Nauticus Robotics announced that Nasdaq confirmed the company is in compliance with all continued listing requirements through April 14, 2026. This confirmation follows an earlier deficiency process and allows KITT shares to remain listed on The Nasdaq Capital Market under specific equity-related conditions.

What ongoing equity requirement does Nauticus Robotics (KITT) need to meet?

Nauticus must maintain minimum stockholders’ equity of $3.5 million for each fiscal quarter until December 19, 2026. This condition applies during a Mandatory Panel Monitor period established by the Nasdaq Hearings Panel as part of the company’s continued listing terms.

What happens if Nauticus Robotics fails to maintain $3.5 million in equity?

If Nauticus fails to maintain at least $3.5 million in stockholders’ equity for any fiscal quarter during the monitoring period, Nasdaq staff will issue a delisting determination. That determination would apply to the company’s securities listed on The Nasdaq Capital Market under the existing Panel Monitor framework.

Why was Nauticus Robotics previously at risk of Nasdaq delisting?

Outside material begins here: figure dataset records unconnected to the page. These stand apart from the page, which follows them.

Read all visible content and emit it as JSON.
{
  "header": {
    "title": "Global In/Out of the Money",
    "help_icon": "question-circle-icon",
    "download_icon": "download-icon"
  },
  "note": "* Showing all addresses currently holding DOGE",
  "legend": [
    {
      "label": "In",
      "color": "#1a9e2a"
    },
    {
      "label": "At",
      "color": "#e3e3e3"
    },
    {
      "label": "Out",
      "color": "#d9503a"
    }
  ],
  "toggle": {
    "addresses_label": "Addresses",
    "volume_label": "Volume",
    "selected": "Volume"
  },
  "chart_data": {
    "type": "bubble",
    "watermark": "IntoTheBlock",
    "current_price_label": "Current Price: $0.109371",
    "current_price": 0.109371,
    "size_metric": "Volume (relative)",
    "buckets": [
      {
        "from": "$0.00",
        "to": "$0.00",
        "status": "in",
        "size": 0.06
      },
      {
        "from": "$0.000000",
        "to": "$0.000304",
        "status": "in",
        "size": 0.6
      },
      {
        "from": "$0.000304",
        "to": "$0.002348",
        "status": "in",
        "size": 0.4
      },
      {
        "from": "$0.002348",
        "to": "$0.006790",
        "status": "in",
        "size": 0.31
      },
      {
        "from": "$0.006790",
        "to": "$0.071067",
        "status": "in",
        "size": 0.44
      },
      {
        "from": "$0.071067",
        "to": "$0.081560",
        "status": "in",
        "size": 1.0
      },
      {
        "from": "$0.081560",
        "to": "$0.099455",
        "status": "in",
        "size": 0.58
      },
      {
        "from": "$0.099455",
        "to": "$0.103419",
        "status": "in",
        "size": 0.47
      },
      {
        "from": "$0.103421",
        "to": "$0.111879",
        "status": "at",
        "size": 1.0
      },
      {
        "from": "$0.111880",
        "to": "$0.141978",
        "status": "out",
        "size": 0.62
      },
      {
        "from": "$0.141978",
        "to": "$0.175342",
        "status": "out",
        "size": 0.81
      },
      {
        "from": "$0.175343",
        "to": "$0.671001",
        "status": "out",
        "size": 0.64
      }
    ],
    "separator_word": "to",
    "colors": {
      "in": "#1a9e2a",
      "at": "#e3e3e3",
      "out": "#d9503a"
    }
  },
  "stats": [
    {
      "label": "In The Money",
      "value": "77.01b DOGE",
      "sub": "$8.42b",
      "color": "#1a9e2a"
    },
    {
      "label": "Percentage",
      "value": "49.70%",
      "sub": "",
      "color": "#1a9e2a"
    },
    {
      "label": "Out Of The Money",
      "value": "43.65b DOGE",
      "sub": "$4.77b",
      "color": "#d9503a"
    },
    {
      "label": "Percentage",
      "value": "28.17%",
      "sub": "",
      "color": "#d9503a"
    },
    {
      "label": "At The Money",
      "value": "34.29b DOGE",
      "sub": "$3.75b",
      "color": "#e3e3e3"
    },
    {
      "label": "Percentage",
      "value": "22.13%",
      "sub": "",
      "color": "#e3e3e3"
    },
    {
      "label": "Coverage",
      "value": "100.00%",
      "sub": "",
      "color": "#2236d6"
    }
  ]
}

On October 16, 2025, Nauticus received a Nasdaq deficiency letter for not meeting the minimum market value of listed securities requirement and not satisfying alternative stockholders’ equity or net income standards. The company then requested a hearing, after which the Nasdaq Hearings Panel set conditions for continued listing.

How long will Nauticus Robotics remain under Nasdaq’s Mandatory Panel Monitor?

Nauticus will remain under a Mandatory Panel Monitor until December 19, 2026. During this period, it must meet the quarterly stockholders’ equity requirement of $3.5 million. The monitor was imposed under Nasdaq Listing Rule 5815(d)(4)(B) following the Panel’s December 4, 2025 decision.

What is the focus of Nauticus Robotics’ management for 2026?

Management stated it is focused on executing revenue-generating projects throughout 2026. This operational focus is highlighted alongside the company’s confirmation of compliance with Nasdaq continued listing standards and the ongoing requirement to maintain minimum quarterly stockholders’ equity during the monitoring period.